In a previous blog post I went over the details on how ESXi uses a TPM 2.0 chip to provide assurance that Secure Boot did its job and how that “attestation” rolls up to vCenter to be reported on.
In this blog article I’m going to go over some of steps necessary to configure the ESXi host to use TPM 2.0 chip. Now, I have only a limited number of hardware systems in my lab from which to do this, but the steps should be familiar, regardless of the server model.
Stop! Important Note!
Please see my other blog on “Prepping an ESXi 6.7 host for Secure Boot“. TPM 2.0’s function on an ESXi host to attest that Secure Boot has done its job. If you cannot successfully boot with Secure Boot FIRST then don’t don’t bother trying to configure the host for TPM 2.0. You need Secure Boot working FIRST. First rule of good troubleshooting, limit the number of changes!
As called out in the documentation, there are a few prerequisites you need to meet before starting this process.
To use a TPM 2.0 chip, your vCenter Server environment must meet these requirements:
vCenter Server 6.7
ESXi 6.7 host with TPM 2.0 chip installed and correctly configured in the UEFI bios
UEFI Secure Boot enabled
Server BIOS settings
Correctly configuring the TPM 2.0 devices in the BIOS involves ensuring a number of settings are correct.
- The TPM is set to use SHA-256 hashing
- If available, it must also be set to use the IS/FIFO (First-In, First-Out) interface and not CRB (Command Response Buffer)
- TXT must be disabled
- Yes, we use TXT when using TPM 1.2 but it is not yet implemented in TPM 2.0 on ESXi (and yes, I ran in to this specifically!)
The servers I have in my lab are Dell PowerEdge R630’s. They originally came with TPM 1.2 devices but I had them upgraded to TPM 2.0 and they are running BIOS version 2.6.0.
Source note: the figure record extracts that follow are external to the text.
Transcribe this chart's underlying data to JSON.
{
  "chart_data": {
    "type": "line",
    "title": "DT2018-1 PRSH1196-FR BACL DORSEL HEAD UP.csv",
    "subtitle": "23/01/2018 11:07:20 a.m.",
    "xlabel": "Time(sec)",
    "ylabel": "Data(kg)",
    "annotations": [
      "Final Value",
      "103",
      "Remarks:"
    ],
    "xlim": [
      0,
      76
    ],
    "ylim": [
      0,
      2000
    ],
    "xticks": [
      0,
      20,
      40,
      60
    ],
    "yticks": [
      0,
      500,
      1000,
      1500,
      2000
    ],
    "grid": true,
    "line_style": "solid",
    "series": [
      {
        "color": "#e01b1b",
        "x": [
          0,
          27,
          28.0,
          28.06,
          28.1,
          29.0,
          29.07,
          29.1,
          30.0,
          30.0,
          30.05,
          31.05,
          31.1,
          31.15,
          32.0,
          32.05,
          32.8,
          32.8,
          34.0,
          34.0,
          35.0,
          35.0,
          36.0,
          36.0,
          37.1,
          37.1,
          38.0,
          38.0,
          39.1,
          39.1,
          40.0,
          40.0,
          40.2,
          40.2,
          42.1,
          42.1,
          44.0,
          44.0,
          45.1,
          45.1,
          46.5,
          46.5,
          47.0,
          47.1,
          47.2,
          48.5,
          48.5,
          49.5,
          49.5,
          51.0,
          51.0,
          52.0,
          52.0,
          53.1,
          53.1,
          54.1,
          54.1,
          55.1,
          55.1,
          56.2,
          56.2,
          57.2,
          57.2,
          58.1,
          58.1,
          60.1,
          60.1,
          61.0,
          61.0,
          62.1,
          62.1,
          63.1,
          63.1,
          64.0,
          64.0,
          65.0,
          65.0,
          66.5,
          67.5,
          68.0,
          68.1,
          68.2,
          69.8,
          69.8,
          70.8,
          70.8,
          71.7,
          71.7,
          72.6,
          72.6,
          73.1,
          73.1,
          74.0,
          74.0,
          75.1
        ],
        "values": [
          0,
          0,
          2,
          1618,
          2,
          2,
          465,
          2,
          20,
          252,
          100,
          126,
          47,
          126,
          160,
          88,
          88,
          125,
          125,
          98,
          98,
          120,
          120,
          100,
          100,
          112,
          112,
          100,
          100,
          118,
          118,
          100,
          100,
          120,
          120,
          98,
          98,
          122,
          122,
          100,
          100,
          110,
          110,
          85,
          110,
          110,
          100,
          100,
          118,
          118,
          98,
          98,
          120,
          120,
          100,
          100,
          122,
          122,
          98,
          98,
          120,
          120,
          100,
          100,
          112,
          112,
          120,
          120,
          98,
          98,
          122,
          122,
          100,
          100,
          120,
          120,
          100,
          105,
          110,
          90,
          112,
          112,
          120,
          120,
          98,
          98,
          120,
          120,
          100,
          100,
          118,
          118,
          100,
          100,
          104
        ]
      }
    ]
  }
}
Here are the settings in the System Security part of my servers BIOS. Your systems may look different but the options should be similar.
When I first started this process I did what most do. I didn’t read the docs. I like to break things and see if I can fix them. And then ask questions of the engineers. Why do I do this? Well, for one, I believe I learn faster by breaking and fixing and besides, it’s a lot more fun for me. Also, I’m trying to replicate what customers may encounter. Oh, sure, 99% of you actually read the docs before jumping on to Twitter to ask a question, right? RIGHT? Well, I’m there for that 1% who don’t!
When I started, I got the TPM 2.0 devices installed and I then installed 6.7 (after updating my VCSA first of course!). What resulted next was an error on the summary page of the ESXi host.
Note: I do not have 117 ESXi hosts at my disposal. Yes, I have been asked that.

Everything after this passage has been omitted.